Does any of you who rents a car from Uber and used instant pay? 
One of the reasons I drove exclusively for Lyft is instant pay there. I like renting option with uber now very much and would switch completely if I could cash out instantly.


----------



## Cocobird (Dec 9, 2015)

Wouldn't buying a new car be cheaper?


----------



## 7Miles (Dec 17, 2014)

If something breaks - you have to fix it on your own. Right before my car broke down, I spent $1000 on new tires and new brakes. Since I am renting, stuff like that is taking care of by Enterprise rent a car .
I just saw an advertising for another company Evercar- they supposedly rent you out a hybrid for uber AND Lyft with all needed paperwork. Need to check them out because Enterprise gives you a new but gas wasteful car. I spend around $25 on gas to make $150


----------



## Cocobird (Dec 9, 2015)

7Miles said:


> If something breaks - you have to fix it on your own. Right before my car broke down, I spent $1000 on new tires and new brakes. Since I am renting, stuff like that is taking care of by Enterprise rent a car .
> I just saw an advertising for another company Evercar- they supposedly rent you out a hybrid for uber AND Lyft with all needed paperwork. Need to check them out because Enterprise gives you a new but gas wasteful car. I spend around $25 on gas to make $150


And what do you pay enterprise for the car?


----------



## uberdriverfornow (Jan 10, 2016)

From what I've read when you do the rent a car option you are no longer eligible for any other promotions whatsoever. However you should be able to still do instant pay. 

My advice, if you can't afford a car, is to go nuts with hours worked to enable you to save up to put a down payment to buy a used car.


----------



## gofry (Oct 20, 2015)

Get out of that lease as soon as you can. You will dig yourself a deep hole.


----------



## 7Miles (Dec 17, 2014)

gofry said:


> Get out of that lease as soon as you can. You will dig yourself a deep hole.

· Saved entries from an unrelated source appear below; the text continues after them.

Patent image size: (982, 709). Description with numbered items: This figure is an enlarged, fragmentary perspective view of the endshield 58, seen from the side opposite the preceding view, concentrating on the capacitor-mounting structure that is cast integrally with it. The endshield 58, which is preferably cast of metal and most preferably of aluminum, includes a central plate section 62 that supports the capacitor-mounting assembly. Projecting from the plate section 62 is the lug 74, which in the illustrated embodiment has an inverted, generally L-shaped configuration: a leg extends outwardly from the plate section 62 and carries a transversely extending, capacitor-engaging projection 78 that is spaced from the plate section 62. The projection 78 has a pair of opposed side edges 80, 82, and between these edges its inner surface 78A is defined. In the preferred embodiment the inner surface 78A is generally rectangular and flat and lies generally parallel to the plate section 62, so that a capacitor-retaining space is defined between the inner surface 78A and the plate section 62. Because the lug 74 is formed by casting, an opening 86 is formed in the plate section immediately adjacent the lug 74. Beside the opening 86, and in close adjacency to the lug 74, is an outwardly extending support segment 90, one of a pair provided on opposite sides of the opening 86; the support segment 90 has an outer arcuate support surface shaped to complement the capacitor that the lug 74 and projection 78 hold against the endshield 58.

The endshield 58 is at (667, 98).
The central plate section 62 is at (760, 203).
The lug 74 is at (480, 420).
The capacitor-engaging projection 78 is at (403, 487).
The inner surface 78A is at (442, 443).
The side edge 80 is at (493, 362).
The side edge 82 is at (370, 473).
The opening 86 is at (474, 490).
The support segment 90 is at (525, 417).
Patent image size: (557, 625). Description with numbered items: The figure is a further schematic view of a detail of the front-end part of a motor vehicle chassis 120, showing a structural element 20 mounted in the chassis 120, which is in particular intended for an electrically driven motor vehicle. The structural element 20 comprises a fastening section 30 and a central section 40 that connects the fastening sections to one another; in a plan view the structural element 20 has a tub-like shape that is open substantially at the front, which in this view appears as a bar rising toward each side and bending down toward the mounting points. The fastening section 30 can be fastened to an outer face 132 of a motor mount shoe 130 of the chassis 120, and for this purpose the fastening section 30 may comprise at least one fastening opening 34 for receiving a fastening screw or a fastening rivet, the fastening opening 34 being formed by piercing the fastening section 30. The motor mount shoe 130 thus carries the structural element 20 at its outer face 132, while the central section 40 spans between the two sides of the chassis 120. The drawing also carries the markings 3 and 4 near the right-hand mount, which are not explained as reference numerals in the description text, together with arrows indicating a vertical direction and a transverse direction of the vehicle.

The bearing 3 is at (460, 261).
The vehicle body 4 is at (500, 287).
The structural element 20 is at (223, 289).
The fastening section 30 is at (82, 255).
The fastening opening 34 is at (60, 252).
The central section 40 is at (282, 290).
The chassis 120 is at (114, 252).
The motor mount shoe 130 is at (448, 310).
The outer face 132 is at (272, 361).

It's not a lease. I rent car from Enterprise and can return any time . They take money for the car from my paycheck. I got first pay stub and it looks good to me. Because of the bonus program, my bonus from Uber paid for my car and I still got $1000 paycheck after all the fees. 0 miles on my car . And I even have insurance from enterprise, even so with a very high deductible .
But instant pay not available for vehicle solution customers like me 
Btw, there is a huge difference between leasing a car and renting it. Just like you rent a car to go to Las Vegas for example, you just use it short term, maintenance like oil change or tires or broken engine is not your problem. They have to give you a new one if this one brakes. However if you lease it, you have to fix it and also sign a 2 year contract I believe.


----------



## UberReallySucks (Jul 17, 2015)

7Miles said:


> It's not a lease. I rent car from Enterprise and can return any time . They take money for the car from my paycheck. I got first pay stub and it looks good to me. Because of the bonus program, my bonus from Uber paid for my car and I still got $1000 paycheck after all the fees. 0 miles on my car . And I even have insurance from enterprise, even so with a very high deductible .
> But instant pay not available for vehicle solution customers like me
> Btw, there is a huge difference between leasing a car and renting it. Just like you rent a car to go to Las Vegas for example, you just use it short term, maintenance like oil change or tires or broken engine is not your problem. They have to give you a new one if this one brakes. However if you lease it, you have to fix it and also sign a 2 year contract I believe.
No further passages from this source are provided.